Che il nuovo dominus delle crisi bancarie non sia più a Roma ma fra Bruxelles e Francoforte lo dimostra un fatto importante accaduto ieri: la proposta di Intesa Sanpaolo di rilevare le due banche venete in crisi. Lo schema immaginato è qualcosa a metà fra quello uscito dal modello italiano delle good banks e quello del Santander–Banco Popular. Se si concretizzasse sarebbe una buona notizia perché arginerebbe una deriva che si faceva di giorno in giorno più preoccupante. Però rimarrà appesa al filo delle necessarie autorizzazioni delle autorità nazionali e sovranazionali (anche se queste ultime non ci metteranno neanche un centesimo!). È troppo sperare che, come nel caso spagnolo, la risposta giunga in pochi giorni, onde evitare che il costo per il sistema Italia cresca ulteriormente?

A questo proposito, a me che non sono un parlamentare ma solo un cittadino contribuente, piacerebbe che la Commissione rivelasse anche dove erano i nostri deputati e senatori quando si forgiavano le normative europee sul bail-in e quando sono poi state da loro stessi recepite nel nostro ordinamento. Più di qualcuno ha espresso il dubbio che le nostre Camere fossero quantomeno distratte allorché la nuova disciplina venne sottoposta al loro varo. Piacerebbe inoltre sapere perché non si sono occupati di proteggere i risparmiatori dopo l’adozione di quelle norme, favorendo un passaggio graduale, con un’adeguata formazione e informazione, con la verifica preventiva del classamento dei titoli soggetti al fallimento, con un’analisi preventiva della compatibilità dei modelli di business e delle modalità di capitalizzazione delle nostre banche alla luce delle leggi europee. Chiedo venia per la provocazione, ma forse sarebbe più utile una Commissione di indagine sull’attività parlamentare, fattispecie che purtroppo non mi risulta prevista dalle leggi attuali.

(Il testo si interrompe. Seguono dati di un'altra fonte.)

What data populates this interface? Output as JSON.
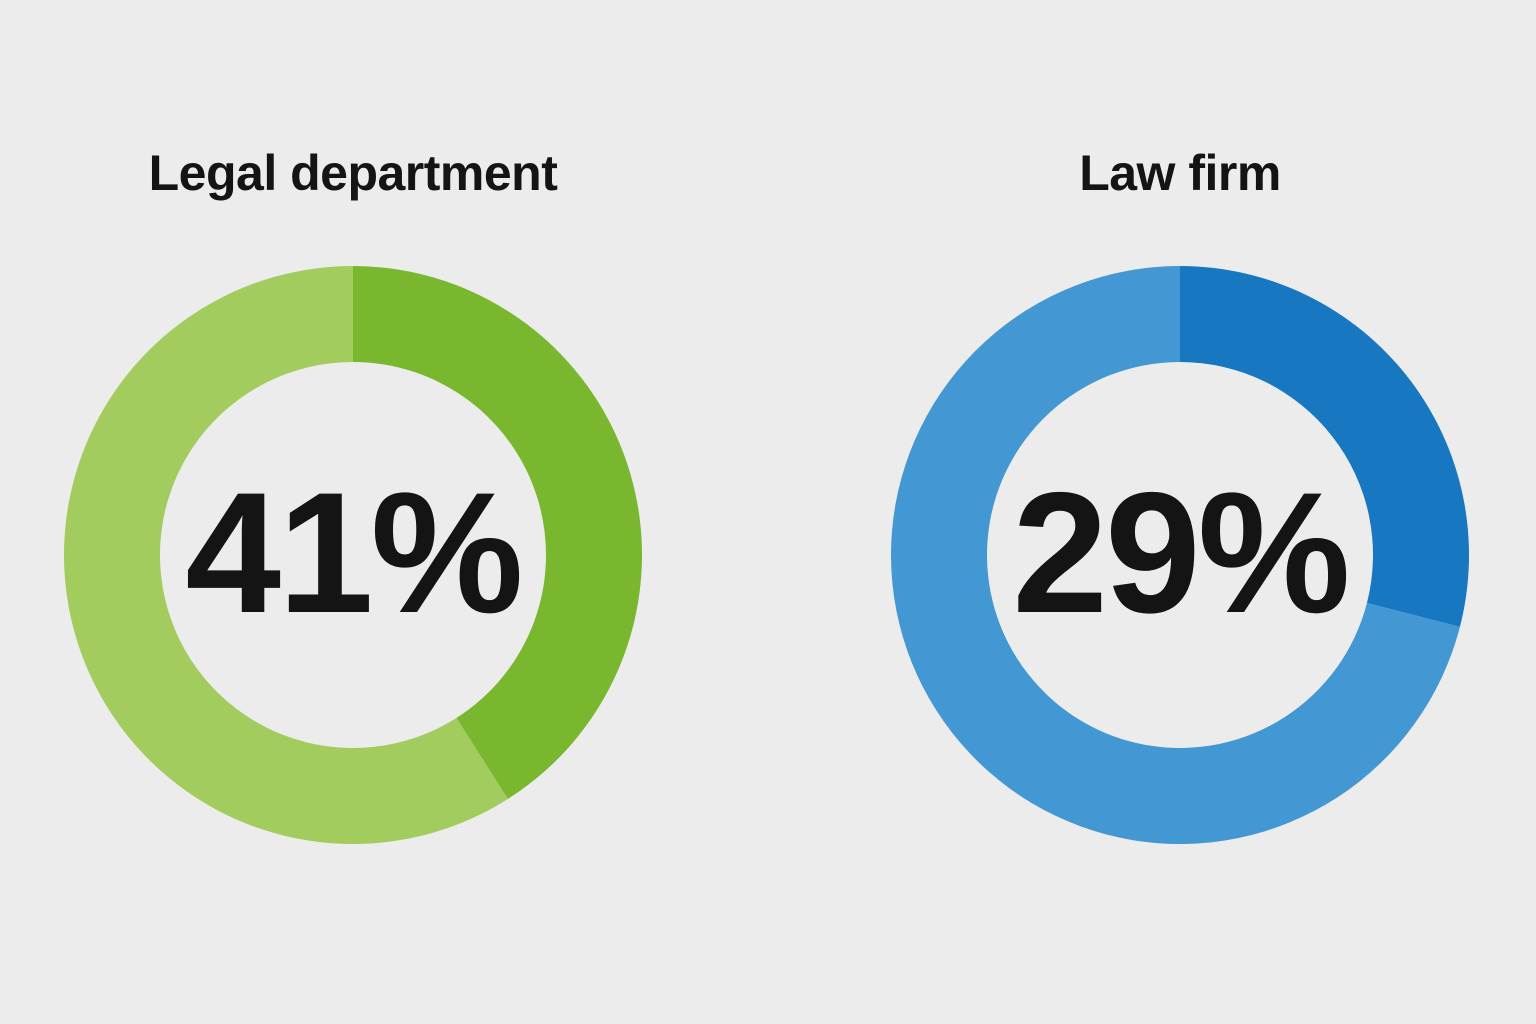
{
  "page": {
    "background_color": "#ececec",
    "text_color": "#141414"
  },
  "chart_data": [
    {
      "type": "pie",
      "donut": true,
      "title": "Legal department",
      "center_label": "41%",
      "values": [
        41,
        59
      ],
      "segment_names": [
        "highlighted-share",
        "remainder"
      ],
      "colors": [
        "#79b72f",
        "#a3cc5e"
      ],
      "start_angle_deg": 0,
      "direction": "clockwise",
      "legend": "none"
    },
    {
      "type": "pie",
      "donut": true,
      "title": "Law firm",
      "center_label": "29%",
      "values": [
        29,
        71
      ],
      "segment_names": [
        "highlighted-share",
        "remainder"
      ],
      "colors": [
        "#1777c1",
        "#4398d3"
      ],
      "start_angle_deg": 0,
      "direction": "clockwise",
      "legend": "none"
    }
  ]
}
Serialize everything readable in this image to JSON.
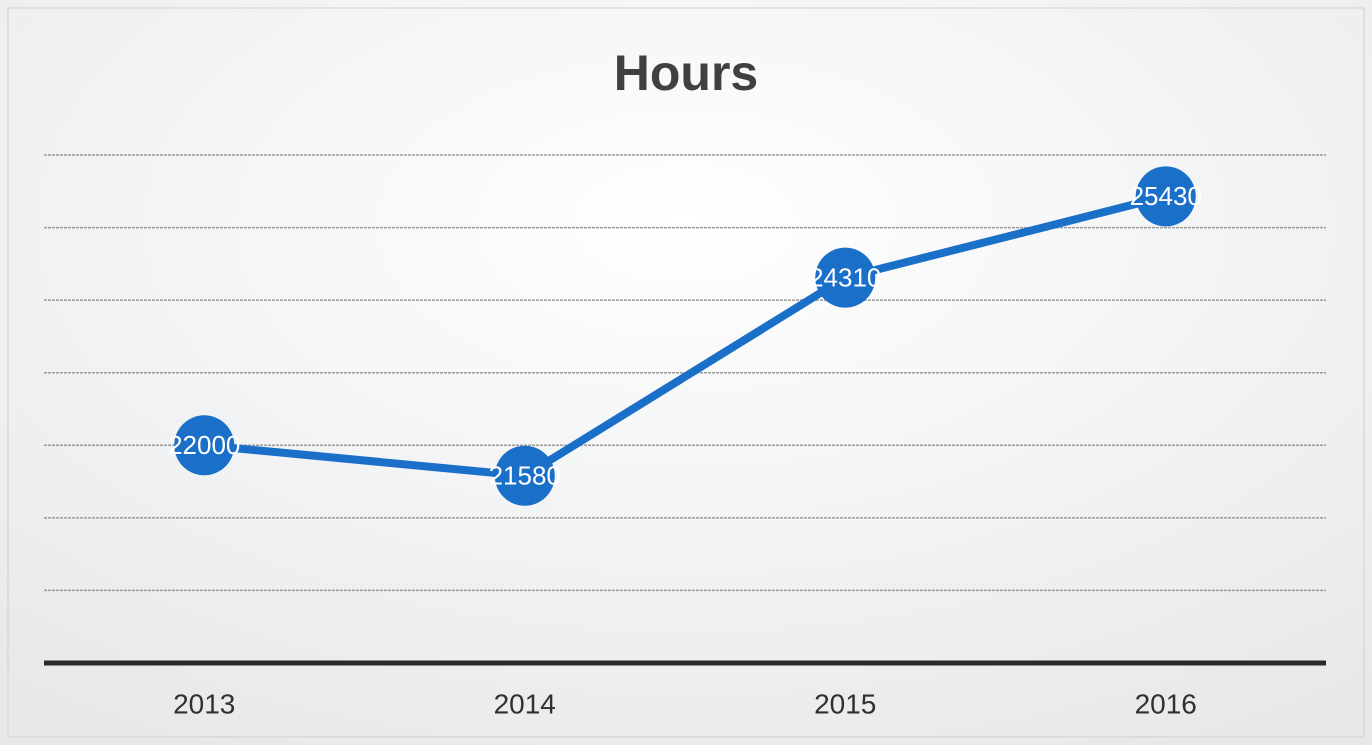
{
  "chart_data": {
    "type": "line",
    "title": "Hours",
    "categories": [
      "2013",
      "2014",
      "2015",
      "2016"
    ],
    "series": [
      {
        "name": "Hours",
        "color": "#1a6fc9",
        "values": [
          22000,
          21580,
          24310,
          25430
        ]
      }
    ],
    "ylim": [
      19000,
      26000
    ],
    "yticks": [
      19000,
      20000,
      21000,
      22000,
      23000,
      24000,
      25000,
      26000
    ],
    "grid": true
  }
}
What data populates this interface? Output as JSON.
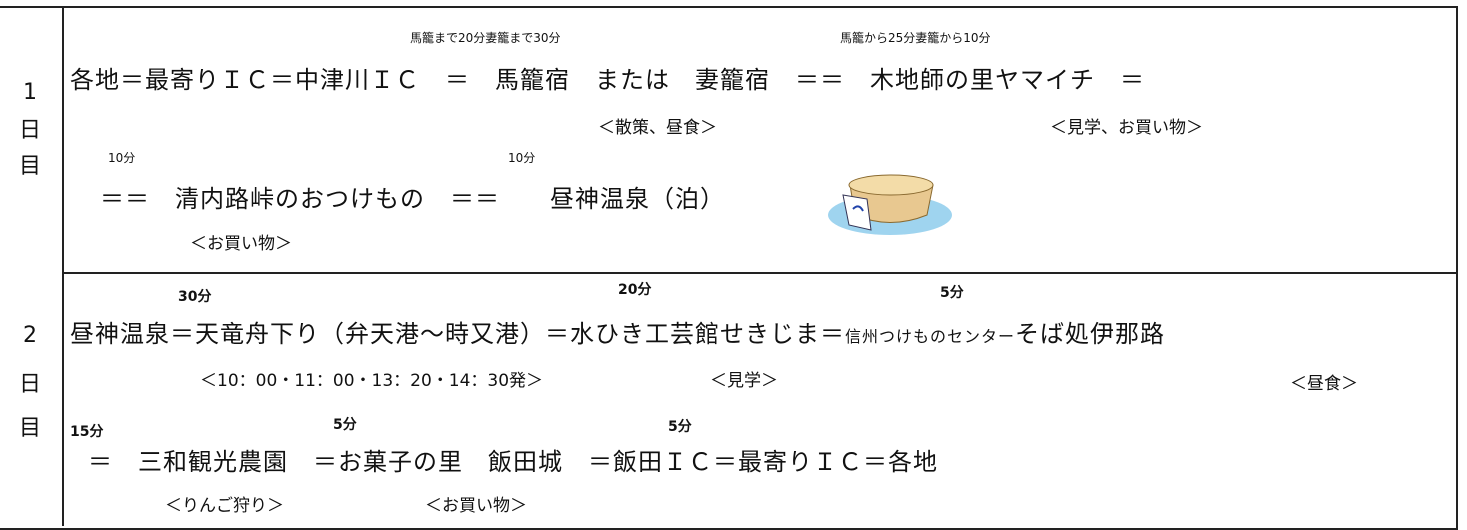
{
  "days": [
    {
      "label": [
        "1",
        "日",
        "目"
      ],
      "times1": [
        "馬籠まで20分妻籠まで30分",
        "馬籠から25分妻籠から10分"
      ],
      "main1": "各地＝最寄りＩＣ＝中津川ＩＣ　＝　馬籠宿　または　妻籠宿　＝＝　木地師の里ヤマイチ　＝",
      "notes1": [
        "＜散策、昼食＞",
        "＜見学、お買い物＞"
      ],
      "times2": [
        "10分",
        "10分"
      ],
      "main2": "＝＝　清内路峠のおつけもの　＝＝　　昼神温泉（泊）",
      "notes2": [
        "＜お買い物＞"
      ]
    },
    {
      "label": [
        "2",
        "日",
        "目"
      ],
      "times1": [
        "30分",
        "20分",
        "5分"
      ],
      "main1": [
        "昼神温泉＝天竜舟下り（弁天港～時又港）＝水ひき工芸館せきじま＝",
        "信州つけものセンター",
        "そば処伊那路"
      ],
      "notes1": [
        "＜10：00・11：00・13：20・14：30発＞",
        "＜見学＞",
        "＜昼食＞"
      ],
      "times2": [
        "15分",
        "5分",
        "5分"
      ],
      "main2": "＝　三和観光農園　＝お菓子の里　飯田城　＝飯田ＩＣ＝最寄りＩＣ＝各地",
      "notes2": [
        "＜りんご狩り＞",
        "＜お買い物＞"
      ]
    }
  ]
}
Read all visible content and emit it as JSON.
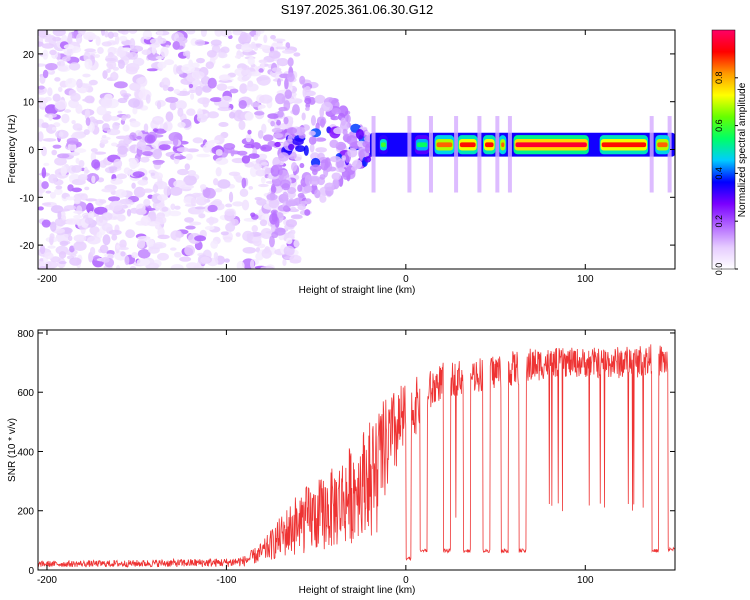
{
  "title": "S197.2025.361.06.30.G12",
  "chart_data": [
    {
      "type": "heatmap",
      "name": "spectrogram",
      "xlabel": "Height of straight line (km)",
      "ylabel": "Frequency (Hz)",
      "xlim": [
        -205,
        150
      ],
      "ylim": [
        -25,
        25
      ],
      "xticks": [
        -200,
        -100,
        0,
        100
      ],
      "yticks": [
        -20,
        -10,
        0,
        10,
        20
      ],
      "xtick_labels": [
        "-200",
        "-100",
        "0",
        "100"
      ],
      "ytick_labels": [
        "-20",
        "-10",
        "0",
        "10",
        "20"
      ],
      "colorbar": {
        "label": "Normalized spectral amplitude",
        "range": [
          0,
          1
        ],
        "ticks": [
          0.0,
          0.2,
          0.4,
          0.6,
          0.8
        ],
        "tick_labels": [
          "0.0",
          "0.2",
          "0.4",
          "0.6",
          "0.8"
        ],
        "colormap": [
          "#ffffff",
          "#e6ccff",
          "#b266ff",
          "#7a00ff",
          "#0000ff",
          "#00ccff",
          "#00ff66",
          "#66ff00",
          "#ffff00",
          "#ff9900",
          "#ff0000",
          "#ff0066"
        ]
      },
      "features": {
        "noise_region_x": [
          -205,
          -60
        ],
        "blob_region_x": [
          -60,
          -20
        ],
        "carrier_region_x": [
          -20,
          150
        ],
        "carrier_frequency": 1,
        "carrier_segments": [
          {
            "x": [
              -15,
              -10
            ],
            "amplitude": 0.6
          },
          {
            "x": [
              5,
              13
            ],
            "amplitude": 0.55
          },
          {
            "x": [
              16,
              27
            ],
            "amplitude": 0.85
          },
          {
            "x": [
              29,
              40
            ],
            "amplitude": 0.9
          },
          {
            "x": [
              43,
              50
            ],
            "amplitude": 0.9
          },
          {
            "x": [
              52,
              56
            ],
            "amplitude": 0.85
          },
          {
            "x": [
              60,
              102
            ],
            "amplitude": 0.95
          },
          {
            "x": [
              108,
              135
            ],
            "amplitude": 0.9
          },
          {
            "x": [
              139,
              147
            ],
            "amplitude": 0.85
          }
        ]
      }
    },
    {
      "type": "line",
      "name": "snr",
      "xlabel": "Height of straight line (km)",
      "ylabel": "SNR (10 * v/v)",
      "xlim": [
        -205,
        150
      ],
      "ylim": [
        0,
        810
      ],
      "xticks": [
        -200,
        -100,
        0,
        100
      ],
      "yticks": [
        0,
        200,
        400,
        600,
        800
      ],
      "xtick_labels": [
        "-200",
        "-100",
        "0",
        "100"
      ],
      "ytick_labels": [
        "0",
        "200",
        "400",
        "600",
        "800"
      ],
      "color": "#ee3333",
      "envelope": {
        "x": [
          -205,
          -150,
          -100,
          -90,
          -80,
          -70,
          -60,
          -50,
          -40,
          -30,
          -20,
          -10,
          0,
          10,
          20,
          30,
          40,
          50,
          60,
          70,
          80,
          100,
          120,
          140,
          150
        ],
        "mean": [
          20,
          22,
          25,
          30,
          60,
          110,
          160,
          180,
          210,
          260,
          330,
          420,
          520,
          580,
          640,
          650,
          660,
          670,
          680,
          690,
          700,
          700,
          700,
          710,
          700
        ],
        "spread": [
          10,
          12,
          15,
          18,
          35,
          70,
          110,
          120,
          140,
          170,
          180,
          170,
          120,
          80,
          60,
          60,
          60,
          60,
          60,
          60,
          50,
          50,
          55,
          55,
          55
        ]
      },
      "dropouts": [
        {
          "x": [
            0,
            3
          ],
          "value": 40
        },
        {
          "x": [
            8,
            12
          ],
          "value": 65
        },
        {
          "x": [
            21,
            25
          ],
          "value": 65
        },
        {
          "x": [
            32,
            36
          ],
          "value": 65
        },
        {
          "x": [
            43,
            47
          ],
          "value": 65
        },
        {
          "x": [
            53,
            57
          ],
          "value": 65
        },
        {
          "x": [
            63,
            67
          ],
          "value": 65
        },
        {
          "x": [
            137,
            141
          ],
          "value": 65
        },
        {
          "x": [
            146,
            150
          ],
          "value": 70
        }
      ]
    }
  ]
}
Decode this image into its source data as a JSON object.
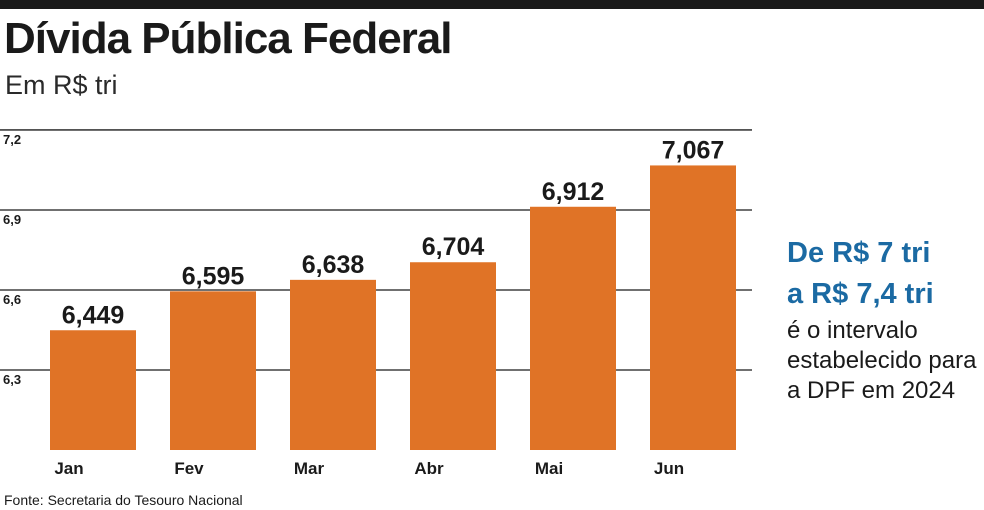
{
  "title": "Dívida Pública Federal",
  "subtitle": "Em R$ tri",
  "source": "Fonte: Secretaria do Tesouro Nacional",
  "side_note": {
    "highlight_line1": "De R$ 7 tri",
    "highlight_line2": "a R$ 7,4 tri",
    "body": "é o intervalo estabelecido para a DPF em 2024"
  },
  "colors": {
    "bar": "#e07326",
    "highlight": "#1b6aa3",
    "gridline": "#1a1a1a"
  },
  "chart_data": {
    "type": "bar",
    "title": "Dívida Pública Federal",
    "subtitle": "Em R$ tri",
    "categories": [
      "Jan",
      "Fev",
      "Mar",
      "Abr",
      "Mai",
      "Jun"
    ],
    "values": [
      6.449,
      6.595,
      6.638,
      6.704,
      6.912,
      7.067
    ],
    "data_labels": [
      "6,449",
      "6,595",
      "6,638",
      "6,704",
      "6,912",
      "7,067"
    ],
    "y_ticks": [
      6.3,
      6.6,
      6.9,
      7.2
    ],
    "y_tick_labels": [
      "6,3",
      "6,6",
      "6,9",
      "7,2"
    ],
    "ylim": [
      6.0,
      7.2
    ],
    "grid": true,
    "xlabel": "",
    "ylabel": ""
  }
}
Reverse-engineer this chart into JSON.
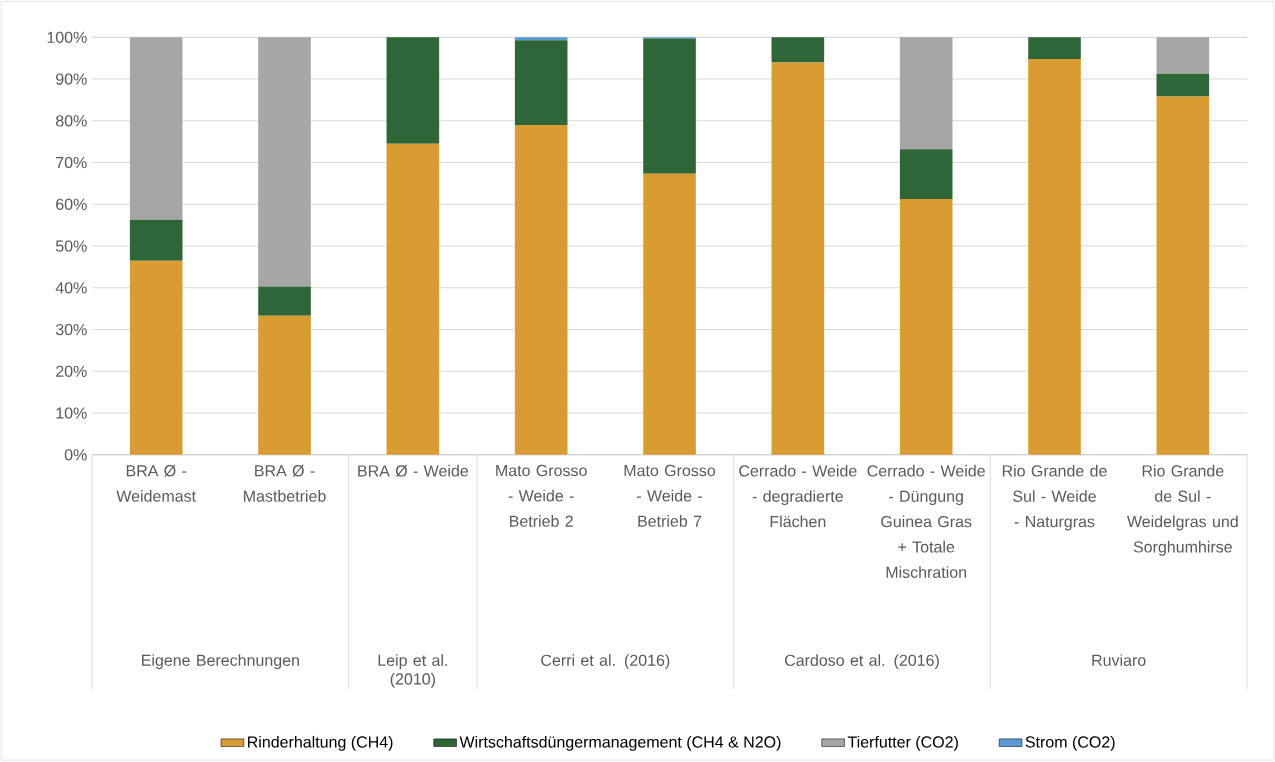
{
  "chart_data": {
    "type": "bar",
    "stacked": true,
    "categories": [
      "BRA Ø - Weidemast",
      "BRA Ø - Mastbetrieb",
      "BRA Ø - Weide",
      "Mato Grosso - Weide - Betrieb 2",
      "Mato Grosso - Weide - Betrieb 7",
      "Cerrado - Weide - degradierte Flächen",
      "Cerrado - Weide - Düngung Guinea Gras + Totale Mischration",
      "Rio Grande de Sul - Weide - Naturgras",
      "Rio Grande de Sul - Weidelgras und Sorghumhirse"
    ],
    "series": [
      {
        "name": "Rinderhaltung (CH4)",
        "color": "#d89c33",
        "values": [
          46.5,
          33.3,
          74.5,
          79,
          67.3,
          94,
          61.3,
          94.8,
          85.8
        ]
      },
      {
        "name": "Wirtschaftsdüngermanagement (CH4 & N2O)",
        "color": "#2e6637",
        "values": [
          9.8,
          7,
          25.5,
          20.3,
          32.4,
          6,
          11.9,
          5.2,
          5.5
        ]
      },
      {
        "name": "Tierfutter (CO2)",
        "color": "#a6a6a6",
        "values": [
          43.7,
          59.7,
          0,
          0,
          0,
          0,
          26.8,
          0,
          8.7
        ]
      },
      {
        "name": "Strom (CO2)",
        "color": "#5b9bd5",
        "values": [
          0,
          0,
          0,
          0.7,
          0.3,
          0,
          0,
          0,
          0
        ]
      }
    ],
    "ylim": [
      0,
      100
    ],
    "yticks": [
      {
        "value": 0,
        "label": "0%"
      },
      {
        "value": 10,
        "label": "10%"
      },
      {
        "value": 20,
        "label": "20%"
      },
      {
        "value": 30,
        "label": "30%"
      },
      {
        "value": 40,
        "label": "40%"
      },
      {
        "value": 50,
        "label": "50%"
      },
      {
        "value": 60,
        "label": "60%"
      },
      {
        "value": 70,
        "label": "70%"
      },
      {
        "value": 80,
        "label": "80%"
      },
      {
        "value": 90,
        "label": "90%"
      },
      {
        "value": 100,
        "label": "100%"
      }
    ],
    "annotations": [
      "Eigene Berechnungen",
      "Leip et al. (2010)",
      "Cerri et al. (2016)",
      "Cardoso et al. (2016)",
      "Ruviaro"
    ],
    "grid": "y",
    "legend": "bottom"
  }
}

Uno studio molto più utile sarebbe invece quello delle nuove modalità di finanziamento dell’economia e del sistema produttivo nel contesto del dopo-crisi: quali sono i nuovi circuiti finanziari che si affermano al di fuori delle banche? Come supportare le imprese nell’epoca della tecnologia finanziaria delle piattaforme di scambio diretto investitori e imprese? Infine, nella legge istitutiva della Commissione si legge che essa è chiamata anche a indagare sulle «conseguenze dell’aggravamento del debito»: ma come, non sono proprio i parlamentari, in quanto autori delle leggi di bilancio, i responsabili dell’aggravamento del debito? E non sanno quali sono le sue conseguenze? Come dire che Verstappen non conosce le conseguenze del pigiare l’acceleratore.